This article explores the clinical consequences of staggered overdoses and offers treatment advice
Paracetamol hepatotoxicity is the leading cause of acute liver failure in the UK. Liver damage is possible in adults who have taken ≥10g paracetamol. Ingestion of ≥5g paracetamol may lead to liver damage if the patient has certain risk factors, including alcoholism and long-term treatment with drugs that induce liver enzymes, such as epilepsy medication and the herbal therapy, St John’s Wort. The clinical consequences of staggered overdoses are less well understood.
For suspected paracetamol overdose the Medicines and Healthcare products Regulatory Agency advises immediate medical attention, even if symptoms are limited to nausea or vomiting and do not reflect the severity of overdose or the risk of organ damage (MHRA, 2012).
Management should be in accordance with established treatment guidelines (British Medical Association and Royal Pharmaceutical Society, 2012). Treatment with activated charcoal should be considered if the overdose has been taken within one hour. Treatment with N-acetylcysteine may be used up to 24 hours after ingestion of paracetamol, however, the maximum protective effect is obtained up to eight hours post ingestion. The effectiveness of the antidote declines sharply after this time.
A large single centre cohort study examined the clinical impact of staggered overdoses and delayed presentation following paracetamol overdose (Craig et al, 2011).
The study analysed data from 663 patients who were admitted to the Royal Infirmary of Edinburgh between 1992 and 2008 with paracetamol-induced liver injury, of whom 161 (24.3%) had taken a staggered overdose, usually to relieve a variety of common pains, such as abdominal or muscular pains, headache and toothache.
The researchers suggest that prognostic criteria may have reduced sensitivity in staggered overdose patients. This is because despite lower total ingested paracetamol doses and lower admission serum alanine aminotransferase levels, staggered overdose patients were more likely to be encephalopathic on admission, require renal replacement therapy or mechanical ventilation, and had higher mortality compared with single time-point overdoses.
They conclude that staggered paracetamol overdoses should be treated as high risk for the development of multiorgan failure, and should be considered for N-acetylcysteine treatment irrespective of admission serum paracetamol levels.
BOX 1. COMMENTARY
Roger Knaggs, associate professor in clinical pharmacy practice, University of Nottingham, says:
“When taken as recommended, paracetamol is a safe and effective analgesic for many types of pain with few side-effects and good tolerability. If recommended doses are exceeded, liver damage and acute liver failure may occur.
“People who took unintentional overdoses were older, more likely to have a history of alcohol excess, and commonly took compound paracetamol/opioid combinations compared with those who had taken intentional overdose.
“The mean paracetamol dose in the unintentional overdose group was still high, 11g in 24 hours preceding admission (that is, markedly higher than recommended daily dose of 4g in 24 hours). The main reason for taking more was trying to relieve untreated pain. Cases of unintentional overdose had greater organ dysfunction on admission and higher mortality. Consequently there should be a low threshold for treatment with acetylcysteine in patients who have taken a staggered unintentional overdose.

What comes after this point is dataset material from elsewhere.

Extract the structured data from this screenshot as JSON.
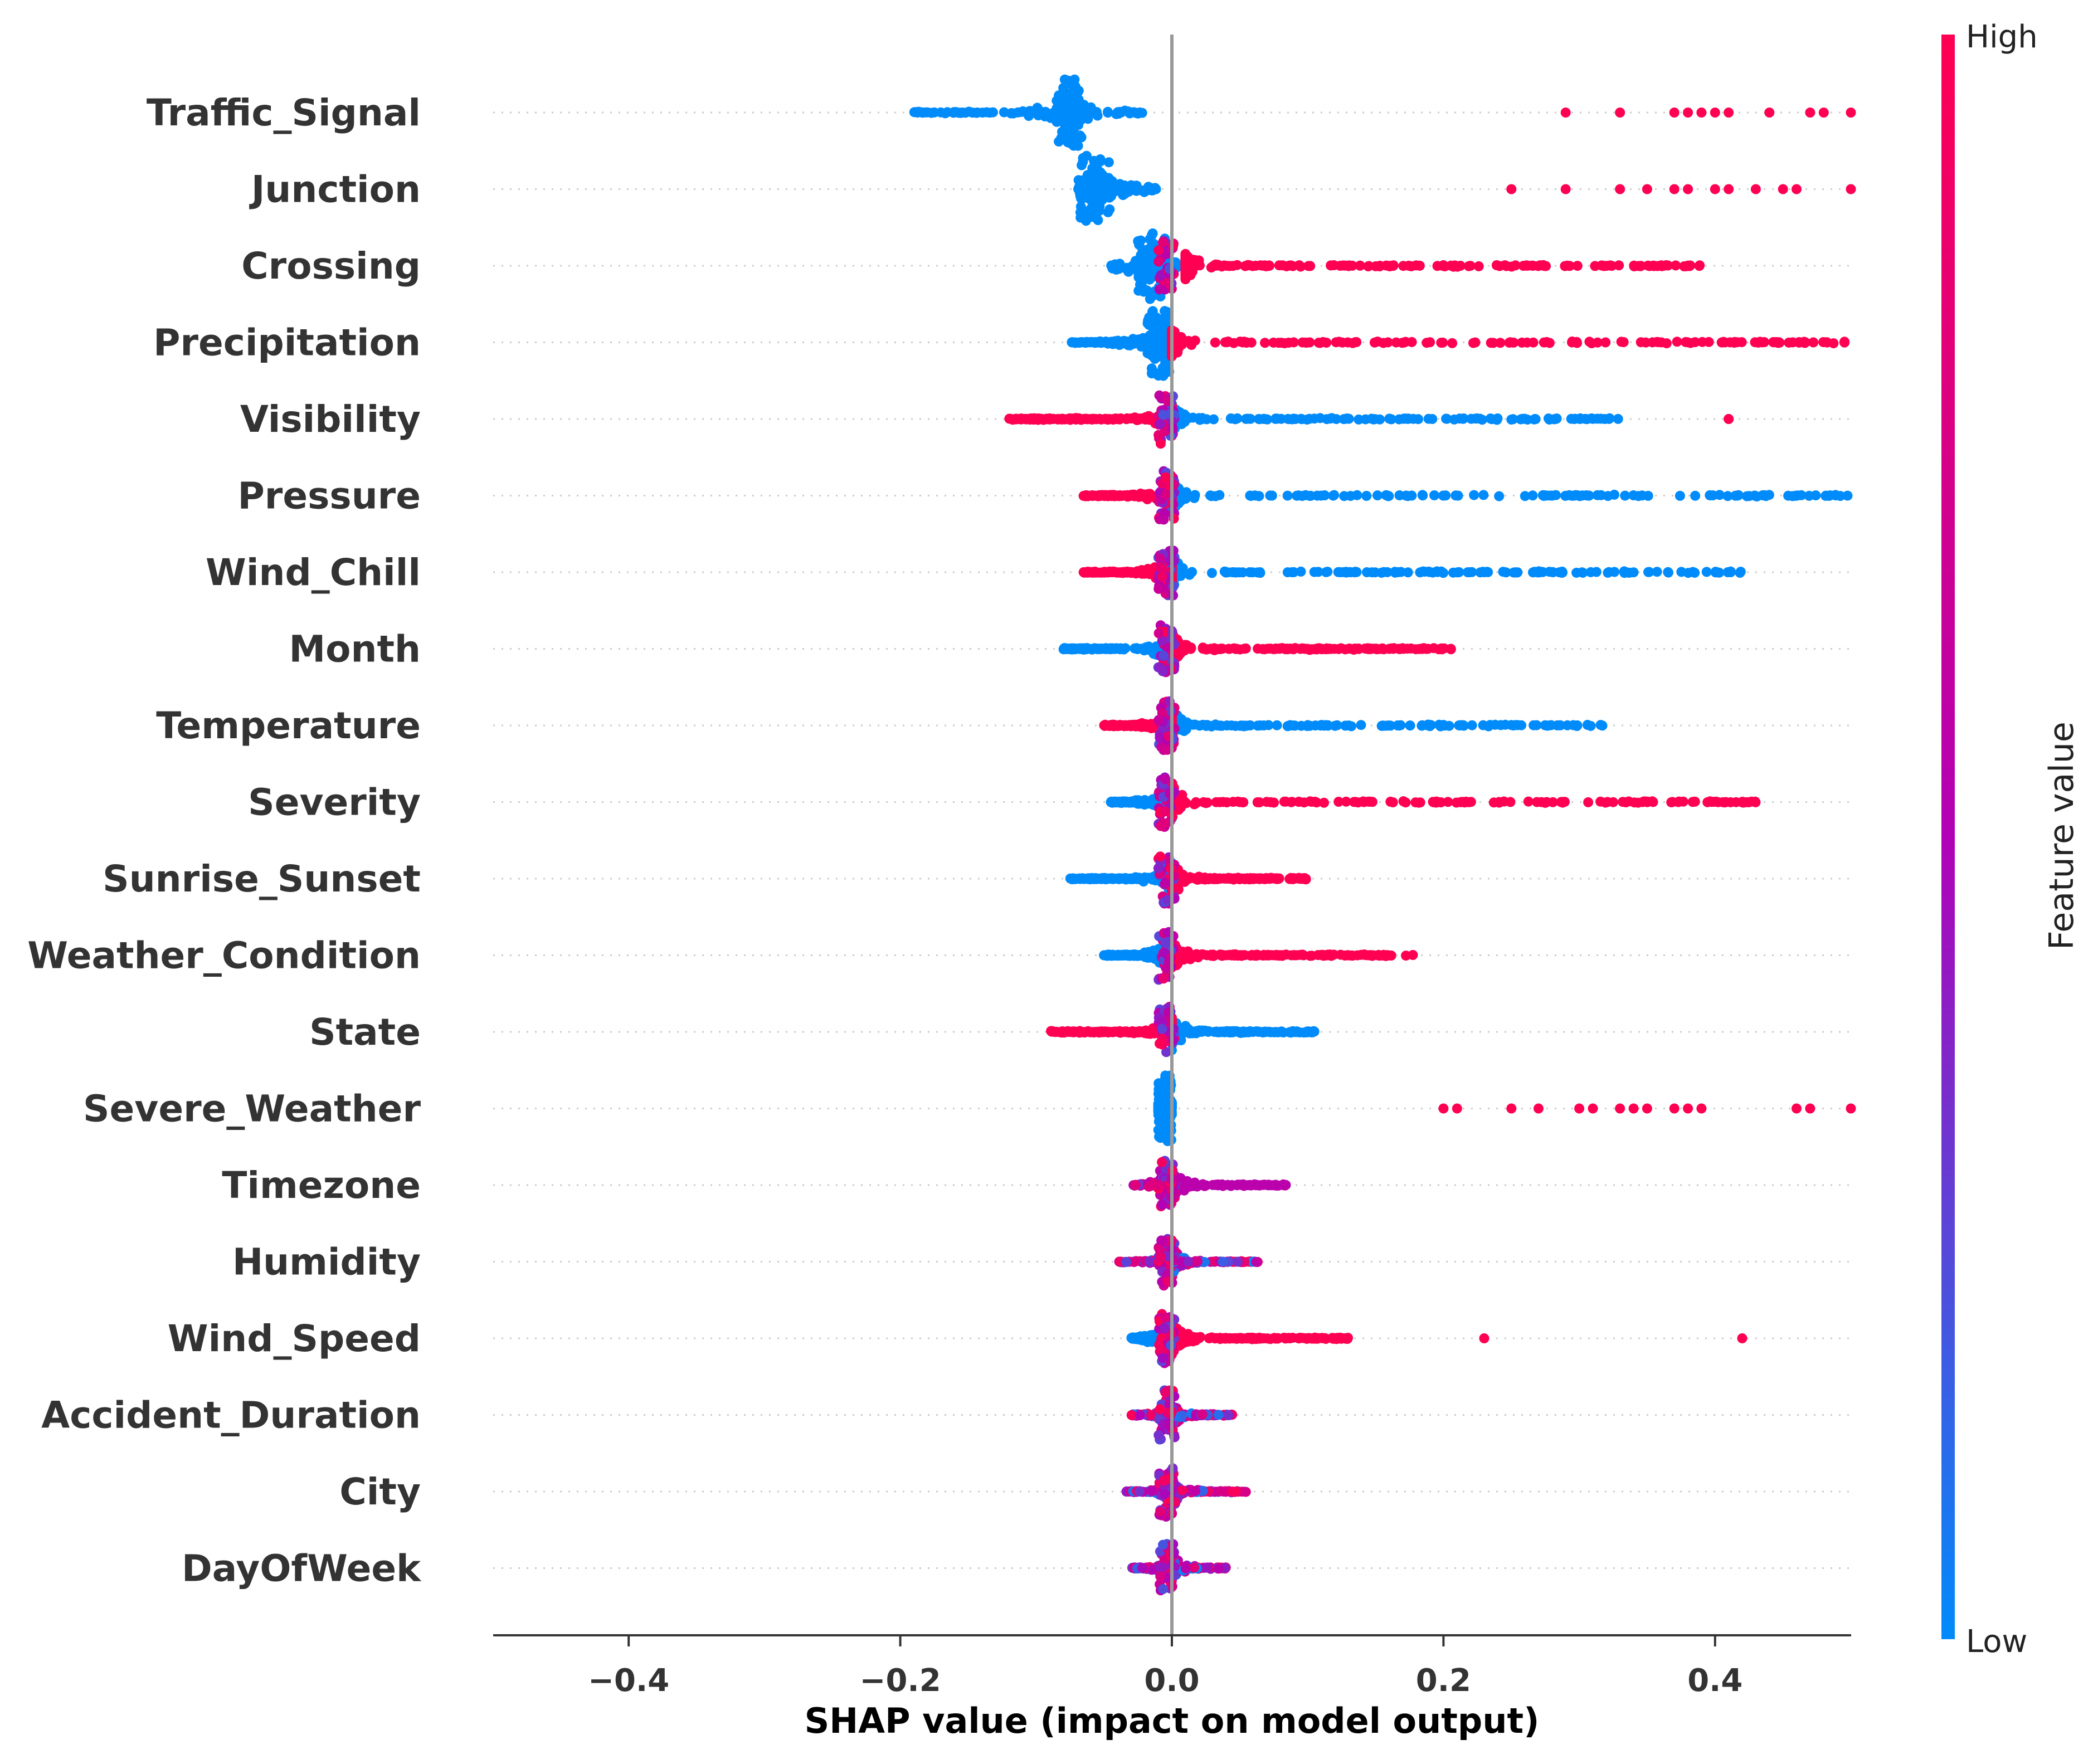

“In England and Wales, deaths involving paracetamol have fallen in recent years, largely due to a reduction in deaths involving co-proxamol, which was withdrawn in 2005 (Office for National Statistics, 2011). The new study by Craig et al (2011) reported a significantly greater proportion of the patients had overdosed unintentionally using combination analgesics between 2003-07 than 1993-97, but this is not supported by the most recent ONS mortality data.
“The key messages for patients are clear. Taking more paracetamol than is recommended won’t improve pain control but may seriously damage your health. When paracetamol does not relieve pain don’t take a ‘top up’ dose - consult a health professional for advice about alternative pain management strategies”.
- Adapted from Eyes on Evidence (February 2012), a bulletin produced by the National Institute for Health and Clinical Excellence.
- Reproduced with permission.
Carmel Thomason is senior publishing manager, evidence resources, National Institute for Health and Clinical Excellence
- Click here for a print-friendly PDF of this article
British Medical Association and Royal Pharmaceutical Society (2012) British National Formulary.
Craig DGN et al (2011) Staggered overdose pattern and delay to hospital presentation are associated with adverse outcomes following paracetamol-induced hepatotoxicity. British Journal of Clinical Pharmacology; 73: 2.
Medicines and Healthcare products Regulatory Agency (2012) Paracetamol Overdose. London: MHRA.
National Institute for Health and Clinical Excellence (2012) BNF: Analgesics (non-opioid). London: NICE.
Office for National Statistics (2011) Deaths Related to Drug Poisoning in England and Wales, 2010. London: ONS.